10.1007/978-3-319-03077-7_5

ISSN

1611-3349

Autores

Sunha Ahn, Sharad Malik,

Tópico(s)

Advanced Software Engineering Methodologies

Resumo

The term firmware refers to software that is tied to a specific hardware platform, e.g., low-level drivers that physically interface with the peripherals. More recently, this has grown to include software that manages critical hardware platform functions such as power management. This growing firmware needs to be shipped with the hardware and shares many of the same critical design concerns as the hardware. The two that we address in this paper are: co-design with the other system components, and validation of the firmware interactions with the connected hardware modules. To this end we introduce a specific Service-Function Transaction-Level Model (TLM) for modeling the firmware and interacting hardware components. A service function provides a service in response to a specific trigger, much like an interrupt-service routine responding to an interrupt.

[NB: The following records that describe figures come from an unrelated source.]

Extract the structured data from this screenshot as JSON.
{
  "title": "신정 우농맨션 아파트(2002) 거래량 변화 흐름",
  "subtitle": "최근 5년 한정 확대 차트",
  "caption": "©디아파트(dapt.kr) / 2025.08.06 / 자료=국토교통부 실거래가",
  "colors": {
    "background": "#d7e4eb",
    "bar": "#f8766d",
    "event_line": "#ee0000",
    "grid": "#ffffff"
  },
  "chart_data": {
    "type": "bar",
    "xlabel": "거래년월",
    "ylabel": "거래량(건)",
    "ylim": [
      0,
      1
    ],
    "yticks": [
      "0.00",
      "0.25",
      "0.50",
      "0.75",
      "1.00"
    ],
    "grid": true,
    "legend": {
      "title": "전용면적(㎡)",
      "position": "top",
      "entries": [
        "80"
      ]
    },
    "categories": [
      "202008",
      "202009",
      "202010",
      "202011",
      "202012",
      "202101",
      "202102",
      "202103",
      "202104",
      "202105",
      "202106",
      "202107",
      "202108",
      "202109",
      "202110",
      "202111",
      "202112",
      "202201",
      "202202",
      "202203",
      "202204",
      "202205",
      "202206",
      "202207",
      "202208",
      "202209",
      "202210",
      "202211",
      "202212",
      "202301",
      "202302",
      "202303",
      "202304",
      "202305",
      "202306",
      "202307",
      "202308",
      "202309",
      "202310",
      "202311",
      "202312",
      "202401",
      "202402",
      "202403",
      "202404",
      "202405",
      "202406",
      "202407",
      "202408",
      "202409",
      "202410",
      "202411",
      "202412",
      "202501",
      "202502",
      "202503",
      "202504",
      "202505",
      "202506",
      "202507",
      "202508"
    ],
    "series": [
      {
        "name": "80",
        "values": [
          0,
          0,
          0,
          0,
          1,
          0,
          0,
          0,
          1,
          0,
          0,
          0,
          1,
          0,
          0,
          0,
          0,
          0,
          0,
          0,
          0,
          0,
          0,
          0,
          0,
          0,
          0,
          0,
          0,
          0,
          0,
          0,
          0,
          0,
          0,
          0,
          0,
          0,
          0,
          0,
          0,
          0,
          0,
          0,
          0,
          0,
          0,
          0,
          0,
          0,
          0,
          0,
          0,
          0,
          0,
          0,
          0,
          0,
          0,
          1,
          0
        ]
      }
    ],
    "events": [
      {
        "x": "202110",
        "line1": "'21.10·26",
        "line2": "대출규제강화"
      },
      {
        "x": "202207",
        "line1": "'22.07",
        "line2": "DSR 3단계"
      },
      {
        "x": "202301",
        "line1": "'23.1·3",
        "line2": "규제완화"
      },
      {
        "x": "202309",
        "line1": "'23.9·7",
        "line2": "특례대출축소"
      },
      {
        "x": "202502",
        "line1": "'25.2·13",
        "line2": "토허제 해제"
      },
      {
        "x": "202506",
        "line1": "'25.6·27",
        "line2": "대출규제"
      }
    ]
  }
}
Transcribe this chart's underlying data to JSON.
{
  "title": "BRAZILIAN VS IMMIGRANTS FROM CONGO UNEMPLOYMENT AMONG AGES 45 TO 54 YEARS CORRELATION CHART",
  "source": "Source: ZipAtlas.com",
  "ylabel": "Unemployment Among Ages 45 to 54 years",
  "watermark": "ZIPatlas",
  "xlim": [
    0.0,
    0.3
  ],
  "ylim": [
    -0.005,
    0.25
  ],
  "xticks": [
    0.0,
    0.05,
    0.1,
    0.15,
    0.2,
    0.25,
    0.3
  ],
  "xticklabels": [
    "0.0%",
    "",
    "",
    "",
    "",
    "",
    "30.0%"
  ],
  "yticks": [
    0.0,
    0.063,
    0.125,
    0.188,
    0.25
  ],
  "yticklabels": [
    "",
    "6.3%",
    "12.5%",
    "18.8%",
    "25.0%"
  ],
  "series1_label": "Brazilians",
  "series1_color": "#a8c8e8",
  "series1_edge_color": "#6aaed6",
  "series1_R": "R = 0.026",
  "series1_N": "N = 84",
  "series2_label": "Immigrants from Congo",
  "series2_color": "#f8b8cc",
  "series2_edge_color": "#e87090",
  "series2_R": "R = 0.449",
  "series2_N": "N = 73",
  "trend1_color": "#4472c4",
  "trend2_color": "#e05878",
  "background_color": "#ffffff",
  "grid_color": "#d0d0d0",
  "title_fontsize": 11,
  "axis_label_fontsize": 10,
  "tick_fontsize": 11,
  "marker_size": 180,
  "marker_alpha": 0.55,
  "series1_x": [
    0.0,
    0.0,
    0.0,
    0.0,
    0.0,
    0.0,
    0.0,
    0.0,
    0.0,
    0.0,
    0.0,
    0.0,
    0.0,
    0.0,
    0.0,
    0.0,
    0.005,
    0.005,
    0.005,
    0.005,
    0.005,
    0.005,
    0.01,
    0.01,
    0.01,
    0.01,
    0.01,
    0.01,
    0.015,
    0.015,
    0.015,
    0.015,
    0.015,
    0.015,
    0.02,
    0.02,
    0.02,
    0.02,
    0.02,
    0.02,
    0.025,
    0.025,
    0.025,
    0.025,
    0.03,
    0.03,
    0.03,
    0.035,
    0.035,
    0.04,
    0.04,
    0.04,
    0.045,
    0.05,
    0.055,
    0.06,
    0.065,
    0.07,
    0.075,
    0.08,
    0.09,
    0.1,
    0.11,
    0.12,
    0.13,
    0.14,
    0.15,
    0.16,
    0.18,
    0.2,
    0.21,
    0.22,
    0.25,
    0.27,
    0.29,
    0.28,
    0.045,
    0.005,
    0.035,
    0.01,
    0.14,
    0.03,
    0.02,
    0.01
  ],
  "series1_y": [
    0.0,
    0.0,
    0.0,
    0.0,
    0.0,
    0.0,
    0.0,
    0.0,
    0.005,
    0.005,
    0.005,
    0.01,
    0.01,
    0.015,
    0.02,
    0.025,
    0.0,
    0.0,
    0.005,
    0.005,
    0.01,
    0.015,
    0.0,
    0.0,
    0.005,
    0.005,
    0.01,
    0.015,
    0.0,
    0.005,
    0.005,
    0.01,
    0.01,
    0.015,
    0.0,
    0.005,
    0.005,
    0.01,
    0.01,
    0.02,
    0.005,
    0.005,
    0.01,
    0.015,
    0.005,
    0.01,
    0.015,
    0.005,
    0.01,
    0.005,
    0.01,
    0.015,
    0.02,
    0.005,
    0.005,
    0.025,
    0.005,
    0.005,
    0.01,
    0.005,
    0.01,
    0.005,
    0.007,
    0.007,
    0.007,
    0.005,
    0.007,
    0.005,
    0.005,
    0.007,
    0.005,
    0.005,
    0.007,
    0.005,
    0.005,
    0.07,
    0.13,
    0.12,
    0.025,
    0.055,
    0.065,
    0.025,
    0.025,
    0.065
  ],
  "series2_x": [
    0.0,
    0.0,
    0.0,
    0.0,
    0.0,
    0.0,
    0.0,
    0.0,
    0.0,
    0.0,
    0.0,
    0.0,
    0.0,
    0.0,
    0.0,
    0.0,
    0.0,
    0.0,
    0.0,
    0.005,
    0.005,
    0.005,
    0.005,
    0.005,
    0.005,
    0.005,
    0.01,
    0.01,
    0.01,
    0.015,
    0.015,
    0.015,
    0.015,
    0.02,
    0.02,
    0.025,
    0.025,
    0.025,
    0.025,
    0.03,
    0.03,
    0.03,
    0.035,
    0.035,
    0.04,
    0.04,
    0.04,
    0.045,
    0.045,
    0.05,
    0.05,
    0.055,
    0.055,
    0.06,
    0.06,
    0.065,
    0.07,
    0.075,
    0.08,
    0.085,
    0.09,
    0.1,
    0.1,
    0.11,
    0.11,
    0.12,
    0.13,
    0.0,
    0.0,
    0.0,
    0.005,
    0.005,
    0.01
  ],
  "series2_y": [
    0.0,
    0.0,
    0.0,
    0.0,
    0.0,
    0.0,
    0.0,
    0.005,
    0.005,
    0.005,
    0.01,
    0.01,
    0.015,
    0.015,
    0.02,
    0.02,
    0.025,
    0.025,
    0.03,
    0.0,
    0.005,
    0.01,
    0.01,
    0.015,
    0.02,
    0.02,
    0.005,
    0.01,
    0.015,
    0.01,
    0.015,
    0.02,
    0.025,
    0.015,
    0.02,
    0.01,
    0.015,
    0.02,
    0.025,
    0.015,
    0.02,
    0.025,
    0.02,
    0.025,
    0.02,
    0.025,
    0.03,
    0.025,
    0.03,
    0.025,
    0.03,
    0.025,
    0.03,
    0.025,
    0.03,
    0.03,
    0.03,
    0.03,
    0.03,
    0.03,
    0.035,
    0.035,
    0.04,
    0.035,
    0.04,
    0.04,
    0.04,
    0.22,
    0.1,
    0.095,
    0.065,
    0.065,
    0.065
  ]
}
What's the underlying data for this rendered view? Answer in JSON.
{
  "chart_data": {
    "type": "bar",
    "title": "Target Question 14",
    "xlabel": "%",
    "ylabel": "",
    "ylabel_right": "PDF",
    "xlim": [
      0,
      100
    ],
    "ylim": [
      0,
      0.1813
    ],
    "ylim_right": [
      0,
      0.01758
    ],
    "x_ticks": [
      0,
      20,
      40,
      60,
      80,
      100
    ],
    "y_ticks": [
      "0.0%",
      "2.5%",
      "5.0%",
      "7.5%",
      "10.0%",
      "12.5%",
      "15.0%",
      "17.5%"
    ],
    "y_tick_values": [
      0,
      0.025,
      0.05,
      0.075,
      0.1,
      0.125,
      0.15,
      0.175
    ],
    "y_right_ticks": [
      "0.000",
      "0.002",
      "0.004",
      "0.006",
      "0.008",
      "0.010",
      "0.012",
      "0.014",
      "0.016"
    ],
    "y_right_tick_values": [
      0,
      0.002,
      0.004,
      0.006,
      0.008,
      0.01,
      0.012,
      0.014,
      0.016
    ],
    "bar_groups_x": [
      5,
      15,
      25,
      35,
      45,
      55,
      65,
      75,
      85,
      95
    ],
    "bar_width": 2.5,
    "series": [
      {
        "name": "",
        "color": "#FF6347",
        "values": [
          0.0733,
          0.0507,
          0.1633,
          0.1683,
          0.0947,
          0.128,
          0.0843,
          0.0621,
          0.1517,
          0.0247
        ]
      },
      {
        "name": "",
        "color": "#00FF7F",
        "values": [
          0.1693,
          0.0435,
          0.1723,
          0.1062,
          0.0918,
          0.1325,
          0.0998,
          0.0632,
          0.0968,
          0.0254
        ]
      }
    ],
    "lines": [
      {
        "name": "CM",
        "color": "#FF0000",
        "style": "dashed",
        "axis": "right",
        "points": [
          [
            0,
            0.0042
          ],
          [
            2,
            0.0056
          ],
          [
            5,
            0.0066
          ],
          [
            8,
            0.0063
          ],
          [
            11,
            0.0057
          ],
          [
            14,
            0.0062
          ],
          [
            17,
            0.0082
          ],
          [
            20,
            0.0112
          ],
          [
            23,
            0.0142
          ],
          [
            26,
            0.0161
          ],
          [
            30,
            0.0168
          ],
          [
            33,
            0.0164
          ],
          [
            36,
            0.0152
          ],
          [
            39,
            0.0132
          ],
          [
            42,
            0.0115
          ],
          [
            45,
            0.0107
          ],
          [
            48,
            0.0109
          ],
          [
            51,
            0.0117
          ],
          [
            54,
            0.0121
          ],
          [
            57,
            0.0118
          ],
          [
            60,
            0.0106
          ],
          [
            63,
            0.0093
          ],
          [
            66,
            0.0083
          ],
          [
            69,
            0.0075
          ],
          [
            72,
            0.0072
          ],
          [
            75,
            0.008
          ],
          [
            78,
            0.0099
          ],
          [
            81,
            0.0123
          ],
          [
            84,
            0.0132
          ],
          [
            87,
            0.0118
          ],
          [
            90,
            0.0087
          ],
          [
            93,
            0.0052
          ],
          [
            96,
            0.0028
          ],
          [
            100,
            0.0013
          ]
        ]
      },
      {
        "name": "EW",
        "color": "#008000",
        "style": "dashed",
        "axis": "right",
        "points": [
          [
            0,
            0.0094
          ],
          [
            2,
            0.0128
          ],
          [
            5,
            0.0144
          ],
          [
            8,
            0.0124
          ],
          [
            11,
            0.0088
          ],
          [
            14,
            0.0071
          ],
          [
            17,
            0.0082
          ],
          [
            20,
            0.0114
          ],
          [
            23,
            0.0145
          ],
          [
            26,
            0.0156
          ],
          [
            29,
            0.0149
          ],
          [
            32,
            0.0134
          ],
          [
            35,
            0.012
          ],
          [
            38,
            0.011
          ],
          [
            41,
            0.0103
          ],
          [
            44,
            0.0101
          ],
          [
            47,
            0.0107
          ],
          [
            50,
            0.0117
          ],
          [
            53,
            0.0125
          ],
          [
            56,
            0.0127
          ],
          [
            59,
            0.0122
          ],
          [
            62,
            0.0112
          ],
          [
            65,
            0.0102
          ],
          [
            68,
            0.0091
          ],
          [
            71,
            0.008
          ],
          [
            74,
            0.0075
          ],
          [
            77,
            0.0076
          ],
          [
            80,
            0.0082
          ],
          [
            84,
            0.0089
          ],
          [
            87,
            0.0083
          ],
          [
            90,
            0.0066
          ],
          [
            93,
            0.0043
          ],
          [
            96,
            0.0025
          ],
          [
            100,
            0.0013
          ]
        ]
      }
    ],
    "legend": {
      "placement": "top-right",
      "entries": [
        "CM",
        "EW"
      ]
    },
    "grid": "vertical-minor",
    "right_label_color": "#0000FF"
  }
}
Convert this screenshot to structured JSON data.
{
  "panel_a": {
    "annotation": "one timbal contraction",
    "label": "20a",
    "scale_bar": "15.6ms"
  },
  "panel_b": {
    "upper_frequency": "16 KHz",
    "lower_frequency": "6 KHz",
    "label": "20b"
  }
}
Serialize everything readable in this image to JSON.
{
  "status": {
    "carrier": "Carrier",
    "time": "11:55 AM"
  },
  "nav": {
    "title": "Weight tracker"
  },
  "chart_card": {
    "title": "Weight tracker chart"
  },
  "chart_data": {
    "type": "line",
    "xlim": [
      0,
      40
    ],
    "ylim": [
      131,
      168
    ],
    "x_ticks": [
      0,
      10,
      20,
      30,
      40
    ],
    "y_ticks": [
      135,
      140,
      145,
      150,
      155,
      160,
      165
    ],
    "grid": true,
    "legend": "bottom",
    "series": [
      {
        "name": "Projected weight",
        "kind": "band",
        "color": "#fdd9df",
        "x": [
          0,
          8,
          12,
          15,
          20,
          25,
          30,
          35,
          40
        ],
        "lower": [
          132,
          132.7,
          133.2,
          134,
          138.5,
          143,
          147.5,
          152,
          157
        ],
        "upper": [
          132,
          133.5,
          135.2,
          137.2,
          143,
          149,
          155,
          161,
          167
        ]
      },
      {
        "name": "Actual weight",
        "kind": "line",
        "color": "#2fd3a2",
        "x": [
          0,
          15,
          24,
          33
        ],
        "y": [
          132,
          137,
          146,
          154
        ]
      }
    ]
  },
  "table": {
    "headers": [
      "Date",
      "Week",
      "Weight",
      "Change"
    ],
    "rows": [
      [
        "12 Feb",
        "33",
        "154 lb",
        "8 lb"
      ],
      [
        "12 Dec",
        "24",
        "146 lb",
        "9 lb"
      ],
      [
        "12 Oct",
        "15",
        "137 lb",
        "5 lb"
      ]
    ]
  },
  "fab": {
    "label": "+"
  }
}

While TLM has been used in the past for HW-SW codesign, we show how the particular structure of the proposed service function based model is useful in the context of firmware design. Specifically, we show its application in automatic test generation. Recently concolic testing has emerged as an automated technique for test generation for single-threaded software. This technique cannot be used directly for firmware, which, by definition, runs in parallel with the interacting hardware modules. We show how the service function model proposed here can be used to analyze these interactions and how single-threaded concolic testing can still be used for an important class of these interaction patterns. The model and the test generation are illustrated through a non-trivial case study of the open-source Rockbox MP3 player.